The discomfort, pain, and urge to move can be felt while sitting or resting (reading, airplane trip, TV). The degree of restfulness, duration of inactivity, and other factors influence severity.

  • “Variability throughout the day-night cycle, with symptoms worsening in the evening and early morning.”

Some people just have RLS at bedtime, while others experience it all day and night. The majority of patients report experiencing the worst symptoms in the evening and the least in the morning.

  • “The sensation of being unwell may be relieved by shaking your legs or arms.”

RLS symptoms such as the ones listed above can make sleeping difficult for many patients, and a recent poll revealed that RLS has significant daytime difficulties. These issues include being late for work, missing work, or events because of drowsiness. Patients with RLS reported being drowsy behind the wheel more frequently than people without RLS. Patients and society may be impacted by these day-to-day challenges, which can lead to safety concerns, social isolation, and financial constraints.

RLS may lead to an increased incidence of depressive and anxiety disorders in restless legs syndrome patients.


The exact cause is unknown, but it is thought to be caused by altered nerve transmitter dopamine usage in the brain, which causes an inappropriate use of iron. RLS may be caused by low iron (low overall body iron status) if it is not due to another condition. End-stage kidney disease and hemodialysis, folic acid deficiency, magnesium insufficiency, sleep apnea, diabetes, peripheral neuropathy (nerve damage), Parkinson’s disease, and certain autoimmune diseases such as multiple sclerosis are just a few of the additional circumstances that can occur. 

RLS can intensify during pregnancy, possibly owing to high estrogen levels. Alcohol, nicotine products, and caffeine might all contribute to RLS. In untreated patients, reduced leg oxygen levels were found to be strongly associated with the severity of restless legs syndrome symptoms.

RLS or periodic limb movement disorder has been linked to attention deficit hyperactivity disorder (ADHD) in several studies.
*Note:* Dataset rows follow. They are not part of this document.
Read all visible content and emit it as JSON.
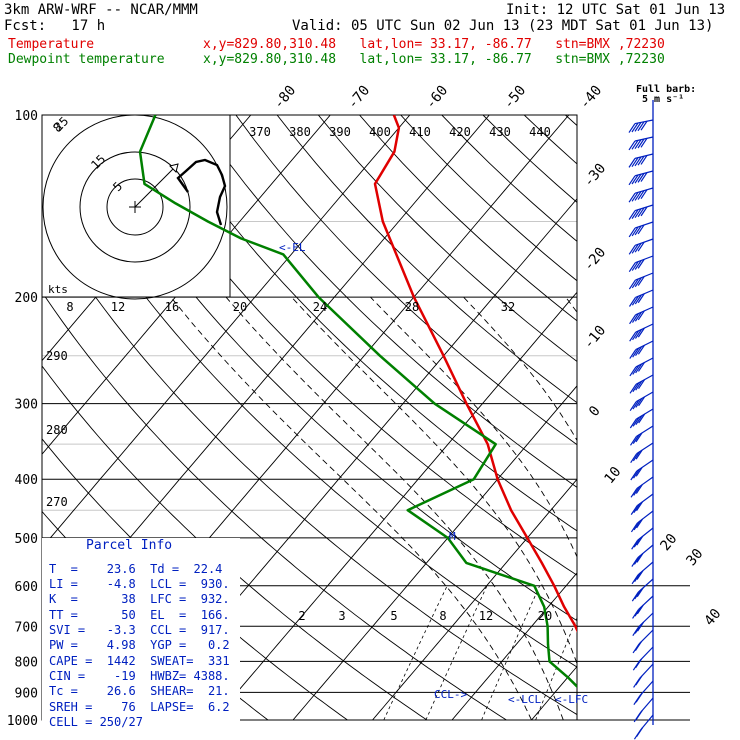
{
  "header": {
    "model": "3km ARW-WRF -- NCAR/MMM",
    "init": "Init: 12 UTC Sat 01 Jun 13",
    "fcst": "Fcst:   17 h",
    "valid": "Valid: 05 UTC Sun 02 Jun 13 (23 MDT Sat 01 Jun 13)",
    "temp_label": "Temperature",
    "temp_loc": "x,y=829.80,310.48   lat,lon= 33.17, -86.77   stn=BMX ,72230",
    "dew_label": "Dewpoint temperature",
    "dew_loc": "x,y=829.80,310.48   lat,lon= 33.17, -86.77   stn=BMX ,72230"
  },
  "colors": {
    "temperature": "#e00000",
    "dewpoint": "#008000",
    "labels": "#0020c0",
    "hodograph": "#000000"
  },
  "barb_legend": {
    "title": "Full barb:",
    "value": "5 m s⁻¹"
  },
  "parcel_info": {
    "title": "Parcel Info",
    "rows": [
      "T  =    23.6  Td =  22.4",
      "LI =    -4.8  LCL =  930.",
      "K  =      38  LFC =  932.",
      "TT =      50  EL  =  166.",
      "SVI =   -3.3  CCL =  917.",
      "PW =    4.98  YGP =   0.2",
      "CAPE =  1442  SWEAT=  331",
      "CIN =    -19  HWBZ= 4388.",
      "Tc =    26.6  SHEAR=  21.",
      "SREH =    76  LAPSE=  6.2",
      "CELL = 250/27"
    ]
  },
  "annotations": {
    "el": "<-EL",
    "ccl": "CCL->",
    "lcl": "<-LCL",
    "lfc": "<-LFC",
    "m": "M",
    "kts": "kts"
  },
  "chart_data": {
    "type": "line",
    "title": "",
    "xlabel": "",
    "ylabel": "",
    "y_scale": "log-pressure",
    "y_ticks_hPa": [
      100,
      200,
      300,
      400,
      500,
      600,
      700,
      800,
      900,
      1000
    ],
    "isotherm_labels_C": [
      "-80",
      "-70",
      "-60",
      "-50",
      "-40",
      "-30",
      "-20",
      "-10",
      "0",
      "10",
      "20",
      "30",
      "40"
    ],
    "theta_labels_K": [
      "370",
      "380",
      "390",
      "400",
      "410",
      "420",
      "430",
      "440"
    ],
    "theta_side_labels_K": [
      "290",
      "280",
      "270"
    ],
    "mixing_ratio_labels": [
      "2",
      "3",
      "5",
      "8",
      "12",
      "20"
    ],
    "hodo_speed_labels": [
      "8",
      "12",
      "16",
      "20",
      "24",
      "28",
      "32"
    ],
    "hodo_ring_labels": [
      "5",
      "15",
      "25"
    ],
    "series": [
      {
        "name": "Temperature",
        "points": [
          [
            1000,
            24.5
          ],
          [
            975,
            22.5
          ],
          [
            950,
            20.5
          ],
          [
            925,
            18.8
          ],
          [
            900,
            17
          ],
          [
            875,
            15.5
          ],
          [
            850,
            14
          ],
          [
            800,
            11.5
          ],
          [
            750,
            8.5
          ],
          [
            700,
            5.5
          ],
          [
            650,
            2.0
          ],
          [
            600,
            -1.5
          ],
          [
            550,
            -5.5
          ],
          [
            500,
            -10
          ],
          [
            450,
            -15
          ],
          [
            400,
            -20
          ],
          [
            350,
            -25
          ],
          [
            300,
            -32
          ],
          [
            250,
            -40
          ],
          [
            200,
            -50
          ],
          [
            150,
            -62
          ],
          [
            130,
            -67
          ],
          [
            115,
            -68
          ],
          [
            105,
            -70
          ],
          [
            100,
            -72
          ]
        ]
      },
      {
        "name": "Dewpoint temperature",
        "points": [
          [
            1000,
            22
          ],
          [
            975,
            21.5
          ],
          [
            950,
            20.5
          ],
          [
            925,
            17.5
          ],
          [
            900,
            13.5
          ],
          [
            850,
            10
          ],
          [
            800,
            6
          ],
          [
            750,
            4
          ],
          [
            700,
            2.0
          ],
          [
            650,
            -0.5
          ],
          [
            600,
            -4
          ],
          [
            550,
            -15
          ],
          [
            500,
            -20
          ],
          [
            450,
            -28
          ],
          [
            400,
            -23
          ],
          [
            350,
            -24
          ],
          [
            300,
            -36
          ],
          [
            250,
            -48
          ],
          [
            200,
            -62
          ],
          [
            170,
            -71
          ],
          [
            160,
            -78
          ],
          [
            150,
            -84
          ],
          [
            140,
            -90
          ],
          [
            130,
            -96
          ],
          [
            115,
            -100
          ],
          [
            100,
            -102
          ]
        ]
      }
    ]
  }
}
Both disorders are associated with dopamine neuromodulator system dysfunctions and are treated with drugs that affect dopamine levels in the brain. According to a 2005 study, up to 44% of persons with ADHD had comorbid RLS, and up to 26% of individuals with RLS had confirmed ADHD or symptoms of the disorder.

RLS is a common and often disabling neurologic disorder that appears to be hereditary and has an autosomal dominant pattern of inheritance. It affects more than 60% of persons with RLS, who have a familial background.
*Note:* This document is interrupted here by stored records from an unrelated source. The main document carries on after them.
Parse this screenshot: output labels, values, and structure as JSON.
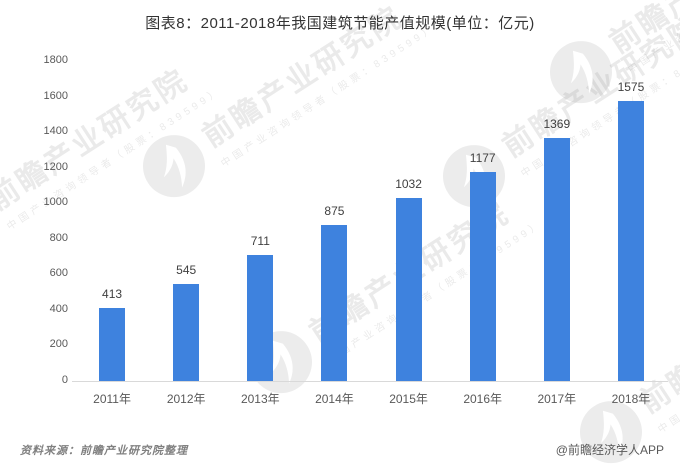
{
  "title": "图表8：2011-2018年我国建筑节能产值规模(单位：亿元)",
  "chart_data": {
    "type": "bar",
    "categories": [
      "2011年",
      "2012年",
      "2013年",
      "2014年",
      "2015年",
      "2016年",
      "2017年",
      "2018年"
    ],
    "values": [
      413,
      545,
      711,
      875,
      1032,
      1177,
      1369,
      1575
    ],
    "title": "图表8：2011-2018年我国建筑节能产值规模(单位：亿元)",
    "xlabel": "",
    "ylabel": "",
    "ylim": [
      0,
      1800
    ],
    "ytick_step": 200,
    "value_labels": true,
    "grid": false,
    "legend": "none"
  },
  "colors": {
    "bar": "#3E82DE",
    "axis_line": "#d9d9d9",
    "tick_label": "#595959",
    "value_label": "#404040",
    "title": "#333333"
  },
  "footer": {
    "source": "资料来源：前瞻产业研究院整理",
    "credit": "@前瞻经济学人APP"
  },
  "watermark": {
    "big_text": "前瞻产业研究院",
    "small_text": "中国产业咨询领导者（股票：839599）",
    "logo": "qianzhan-logo"
  }
}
Both the dopaminergic system and iron insufficiency have been linked to the substantia nigra in research and brain autopsies. Iron is recognized to be a necessary cofactor for L-dopa, which is the precursor of dopamine.


There are a few different types of treatment for restless legs syndrome, including lifestyle changes, medications, and surgery.

Lifestyle changes that can help treat restless legs syndrome include getting regular exercise, maintaining a healthy weight, and avoiding caffeine and alcohol.

Medications that can be used to treat restless legs syndrome include dopaminergic drugs, iron supplements, and anticonvulsants.

Surgery may be an option for some people with severe cases of restless legs syndrome.